I was approaching a deadline on a client project here at End Point and I was having lots of trouble with my existing search solution which was acts_as_ferret. Setting up ferret was relatively easy and I was very impressed with the Lucene syntax that it supported. It seemed like a perfect a solution at first but then came “the troubles.”
Ferret is extremely fragile. The slightest problem and your server will just crash. What was causing the crash? Unfortunately the server logs won’t give you much help there. You will receive some cryptic message coming from the C++ library if you’re lucky. Note that I skipped the suggested Drb server setup since this was a development box.
After a while I would notice something wrong in my model code that might have caused an error while updating the search index. Unfortunately this was impossible to verify since I could not predictably reproduce the error. So in the end, I think there may have been issues with my model fields but ferret was of no help in tracking these problems down. The final straw came when the client started testing and almost immediately crashed the server after doing a search.
Enter acts_as_xapian. Jim Mulholland’s excellent tutorial was pretty much all I needed to get it up and running on my Mac. Documentation for acts_as_xapian is a bit thin. It consists primarily of the afore mentioned tutorial and a very detailed README. The mailing list is starting to become more active, however, and you are likely to get a response there to any thoughtful questions you might have.

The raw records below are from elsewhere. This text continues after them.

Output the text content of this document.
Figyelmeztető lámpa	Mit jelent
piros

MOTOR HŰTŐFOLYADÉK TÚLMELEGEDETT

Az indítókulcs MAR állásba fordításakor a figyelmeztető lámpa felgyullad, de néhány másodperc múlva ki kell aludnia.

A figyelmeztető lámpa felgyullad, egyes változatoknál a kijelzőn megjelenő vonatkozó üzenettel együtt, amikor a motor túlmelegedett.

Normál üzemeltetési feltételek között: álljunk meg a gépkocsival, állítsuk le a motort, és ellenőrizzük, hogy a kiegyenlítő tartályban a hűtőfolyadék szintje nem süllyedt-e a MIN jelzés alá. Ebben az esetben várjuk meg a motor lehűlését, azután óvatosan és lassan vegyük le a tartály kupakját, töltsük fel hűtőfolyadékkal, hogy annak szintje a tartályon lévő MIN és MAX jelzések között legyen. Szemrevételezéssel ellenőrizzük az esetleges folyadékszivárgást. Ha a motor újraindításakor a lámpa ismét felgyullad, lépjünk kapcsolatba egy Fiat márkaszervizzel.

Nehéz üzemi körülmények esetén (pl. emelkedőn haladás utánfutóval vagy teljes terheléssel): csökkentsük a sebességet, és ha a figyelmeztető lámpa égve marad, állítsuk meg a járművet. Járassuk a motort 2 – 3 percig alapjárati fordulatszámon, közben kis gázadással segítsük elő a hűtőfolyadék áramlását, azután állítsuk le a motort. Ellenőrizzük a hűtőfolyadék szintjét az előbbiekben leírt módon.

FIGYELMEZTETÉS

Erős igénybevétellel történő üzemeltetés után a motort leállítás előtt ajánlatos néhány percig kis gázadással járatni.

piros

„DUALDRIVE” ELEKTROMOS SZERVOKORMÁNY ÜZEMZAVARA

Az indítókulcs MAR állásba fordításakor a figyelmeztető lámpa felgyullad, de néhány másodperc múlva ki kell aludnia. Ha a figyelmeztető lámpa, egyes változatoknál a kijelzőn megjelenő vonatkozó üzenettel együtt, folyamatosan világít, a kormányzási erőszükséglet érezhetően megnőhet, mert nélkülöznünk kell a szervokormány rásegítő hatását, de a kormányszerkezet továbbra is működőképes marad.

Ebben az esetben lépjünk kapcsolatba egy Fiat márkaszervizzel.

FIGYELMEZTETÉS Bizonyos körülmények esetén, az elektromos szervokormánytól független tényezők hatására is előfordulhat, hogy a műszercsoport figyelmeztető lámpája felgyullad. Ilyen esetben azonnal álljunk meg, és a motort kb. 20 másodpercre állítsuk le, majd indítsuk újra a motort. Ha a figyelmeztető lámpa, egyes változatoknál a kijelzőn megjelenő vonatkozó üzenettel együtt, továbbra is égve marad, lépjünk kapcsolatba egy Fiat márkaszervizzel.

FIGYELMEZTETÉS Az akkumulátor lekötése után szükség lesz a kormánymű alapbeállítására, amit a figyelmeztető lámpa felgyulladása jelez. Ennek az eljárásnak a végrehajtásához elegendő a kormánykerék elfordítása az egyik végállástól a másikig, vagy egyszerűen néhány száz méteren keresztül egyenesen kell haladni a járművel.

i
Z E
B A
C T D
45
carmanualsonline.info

One major difference with xapian (vs. ferret) is that it does not rebuild your index automatically with each model update. When you modify an ActiveRecord instance it will update the acts_as_xapian_jobs table with the id and model type of your record so that the index can be updated later. The index is then updated via a rake command that you can easily schedule via cron. You can also rebuild the entire index using a different rake command but that shouldn’t really be necessary.
I was a bit concerned about the lack of a continuously updated index but I came to realize that it has some significant advantages. The biggest advantage is that it’s much faster to update your model records since you are not waiting for the re-indexing to complete on the same thread. It also means you can skip the step of setting up a separate Drb server for ferret in your production environment.
With xapian you can index “related fields” in other models by constructing a pseudo-attribute in your model that returns the value of the associated model as a text string. Ferret allows you to do this as well, but unlike ferret, xapian gives excellent feedback about any mistakes you might have made while constructing them. If you have a nil exception somewhere in one of these related fields, xapian will complain and tell you exactly what line it’s bombing out.
I was also able to setup paging for my search results with paginating_find which I prefer to will_paginate (just a personal preference—nothing wrong with will_paginate). There is also a cool feature that will suggest other possible terms (“Did you mean?”) if your search returns no results. So far the only disappointment has been the lack of an obvious way to do searches on specific fields.
If you are in the market for a new full-text search solution for Rails, you should really give xapian a try.